Imagining the Future of Energy Efficiency in Minnesota
On Tuesday, the Innovation Exchange hosted its first Technology Forum. The energy at the event was palpable as a diverse group of professionals ranging from engineers, architects, and developers to utility personnel, state energy officials, policymakers, and other energy enthusiasts filled the audience. The event brought both national and local energy experts to the stage to deliver perspectives on the future development and application of energy efficiency innovations in Minnesota.
The evening set out to explore a number of questions. Of course questions don’t always lead to clear answers, especially around such complex issues, but there were many takeaways.
While there has been national speculation as to whether or not we have reached the limitations of building equipment efficiency, it was clear that these are not just opportunities of the past. Instead, we are operating in a “data-first” mesosphere – between the equipment efficiency world of the past and the wise infrastructure world of the future. Multiple speakers touched on opportunities for increased efficiency that occurred at the equipment level, but called on the integration of advanced controls and building awareness to harness the increased efficiency. While there was mention of appliance standards and enhanced building codes, the largest wedge of potential energy savings comes from other energy efficiency activity.

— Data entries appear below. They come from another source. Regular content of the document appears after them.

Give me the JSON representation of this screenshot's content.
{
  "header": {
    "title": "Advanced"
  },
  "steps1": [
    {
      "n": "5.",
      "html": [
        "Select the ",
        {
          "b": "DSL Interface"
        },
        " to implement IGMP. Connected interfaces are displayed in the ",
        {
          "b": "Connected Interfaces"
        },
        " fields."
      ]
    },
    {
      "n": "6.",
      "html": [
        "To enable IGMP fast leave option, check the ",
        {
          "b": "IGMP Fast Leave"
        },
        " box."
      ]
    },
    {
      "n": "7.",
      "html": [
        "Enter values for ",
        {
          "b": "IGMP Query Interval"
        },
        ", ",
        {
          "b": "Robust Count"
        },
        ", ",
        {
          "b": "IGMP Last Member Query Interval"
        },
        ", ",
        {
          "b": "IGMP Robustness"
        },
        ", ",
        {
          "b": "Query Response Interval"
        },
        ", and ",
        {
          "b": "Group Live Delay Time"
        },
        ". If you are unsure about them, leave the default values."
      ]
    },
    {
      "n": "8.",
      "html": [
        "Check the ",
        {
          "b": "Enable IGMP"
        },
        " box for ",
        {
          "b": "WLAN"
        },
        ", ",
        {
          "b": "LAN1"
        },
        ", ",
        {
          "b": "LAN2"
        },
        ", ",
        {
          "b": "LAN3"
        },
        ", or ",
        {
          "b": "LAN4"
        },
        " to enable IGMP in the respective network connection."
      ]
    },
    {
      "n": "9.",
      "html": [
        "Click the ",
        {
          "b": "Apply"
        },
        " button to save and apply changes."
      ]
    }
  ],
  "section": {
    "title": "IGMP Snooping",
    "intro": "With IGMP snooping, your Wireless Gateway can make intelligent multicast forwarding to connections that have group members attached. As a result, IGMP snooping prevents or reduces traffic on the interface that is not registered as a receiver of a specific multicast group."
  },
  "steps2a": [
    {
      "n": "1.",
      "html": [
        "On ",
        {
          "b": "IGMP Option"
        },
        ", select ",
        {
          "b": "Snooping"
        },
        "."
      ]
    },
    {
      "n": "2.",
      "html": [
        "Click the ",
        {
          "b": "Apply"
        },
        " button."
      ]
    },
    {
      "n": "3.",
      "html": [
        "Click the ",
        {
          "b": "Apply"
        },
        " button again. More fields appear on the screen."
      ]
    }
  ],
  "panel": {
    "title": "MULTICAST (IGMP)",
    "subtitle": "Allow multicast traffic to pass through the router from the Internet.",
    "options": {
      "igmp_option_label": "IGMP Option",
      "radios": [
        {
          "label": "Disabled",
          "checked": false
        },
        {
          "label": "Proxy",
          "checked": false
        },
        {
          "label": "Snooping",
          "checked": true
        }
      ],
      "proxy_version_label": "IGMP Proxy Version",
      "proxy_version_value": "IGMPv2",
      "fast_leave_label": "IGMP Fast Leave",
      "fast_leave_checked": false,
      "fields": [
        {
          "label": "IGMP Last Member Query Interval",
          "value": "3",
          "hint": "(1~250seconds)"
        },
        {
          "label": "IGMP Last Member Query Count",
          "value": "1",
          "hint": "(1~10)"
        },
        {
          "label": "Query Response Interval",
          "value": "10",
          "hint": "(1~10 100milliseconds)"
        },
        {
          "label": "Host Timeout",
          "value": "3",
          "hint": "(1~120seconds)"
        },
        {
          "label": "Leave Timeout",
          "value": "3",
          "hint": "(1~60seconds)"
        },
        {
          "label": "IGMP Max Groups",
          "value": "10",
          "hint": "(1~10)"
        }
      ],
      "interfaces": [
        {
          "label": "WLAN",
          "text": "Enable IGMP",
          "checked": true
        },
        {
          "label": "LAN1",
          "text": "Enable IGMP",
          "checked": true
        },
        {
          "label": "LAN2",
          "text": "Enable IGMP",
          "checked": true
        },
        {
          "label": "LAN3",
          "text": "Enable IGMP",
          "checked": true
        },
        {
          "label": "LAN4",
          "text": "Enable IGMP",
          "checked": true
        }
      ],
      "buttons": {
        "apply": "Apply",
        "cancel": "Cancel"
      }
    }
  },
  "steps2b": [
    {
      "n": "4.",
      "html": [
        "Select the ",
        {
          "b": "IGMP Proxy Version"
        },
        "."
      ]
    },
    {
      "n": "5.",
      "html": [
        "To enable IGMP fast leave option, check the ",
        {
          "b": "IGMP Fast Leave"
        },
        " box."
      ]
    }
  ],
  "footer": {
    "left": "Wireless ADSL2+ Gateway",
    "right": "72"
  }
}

The “data-first” industry reorientation was the thickest thread that wove itself through the evening. From advanced controls and meters that can utilize interval data to technologies that challenge the bounds of customer user engagement, we are clearly living in a time where information is seen as a must. This is especially true if we want to continue to bend the branch of the energy efficiency fruit tree to pluck the lowest hanging fruit. But the impacts of energy efficiency innovations vary across the country, so what technologies are defining our state’s edge?
Minnesota’s Energy Efficiency Edge
“One word. Rhubarb.” Mark Brown, COO of MyMeter, took us straight to the heart of Minnesota’s beloved garden space hog to answer the question of what technology innovations do we see being relevant in Minnesota in ten to twenty years. Harvard scientists recently argued the powerful potential of rhubarb-fueled batteries, and while this seems like a fuzzy technology that could only exist in the far-off future, Mark’s point was taken. Minnesota is a sphere unto itself, a “Moxie Mine” if you will. Not only does it have its own ubiquitous rhubarb resource, but an abundance of innovative businesses, institutions, and organizations that have a quiet way of collaborating and finding local solutions.
Tim Hebrink, Staff Scientist in the corporate research department at 3M, shared a not-so-secret tip about the company’s research and innovation process when he reminded the audience that great ideas and “uncommon connections” are reached through collaboration and lots of idea sharing. As Minnesota looks to advance its “energy efficiency edge”, facilitating collaboration when innovations are without pragmatic applications and sharing technology gaps amongst energy experts and products R&D experts are vital. More regularly a large and diverse web of energy, building, and innovation experts should collaborate on finding ideas for innovation.
Dynamic Controls and Materials
One could not have left the event without roof top units being front of mind. Brought up at three different points throughout the evening, advanced controls for rooftop units might be one of the next big demand side management strategies for energy utilities. With cost savings in Minnesota on the order of 30 to 40 percent, this could be the fluorescent lamp of the future.* But more broadly than this, Stein, Executive Vice President of utility information resource company E Source, and Szydlowski, CEE’s Director of Engineering and Business Development, and Hebrink all prepared the audience for thinking about the building environment differently.
The buildings of the future should not just be garnished with advanced controls, but that building design and occupant interaction should be dynamic; a facility manager should know which rooms are too warm and too cold based on real-time feedback and building materials of the future won’t just serve one purpose, but multiple purposes, such as a wall panel that is a high insulator while also a source of light penetration and solar energy generation.
The Value of Energy Intelligent Customers
As the industry and the customers demand more and more energy technologies, they cannot be developed at the expense of personal life-style. This question has been asked repeatedly for the last fifteen plus years, but Stein affirmed that this is an age-old barrier that isn’t going away. Instead, we turn to increased customer engagement. According to Brown, while technologies and interfaces that are able to increase engagement frequency show 4 percent to 6 percent energy savings over the 2 percent energy savings of more passive engagement strategies, we may need to focus increasingly on the side-benefits of our behavior-driving technologies. If customers are the power plants of the future, are engagement technologies the sipping straws from which energy intelligence can and should be consumed?
The value of energy efficiency was summed up succinctly by Stein as the single greatest discovery of mankind. “Energy efficiency is a purely good thing. It makes people richer and helps the environment.” Steve Nadel, the Executive Director at the DC-headquartered American Council for an Energy Efficiency Economy, further underscored the opportunities that energy efficiency holds for customers and energy utilities as they undergo a necessary metamorphosis. The future tools and resources available to utilities and energy consumers are going to come from more research, collaboration, idea sharing, and piloting with an eye on what makes sense for Minnesota innovators and consumers.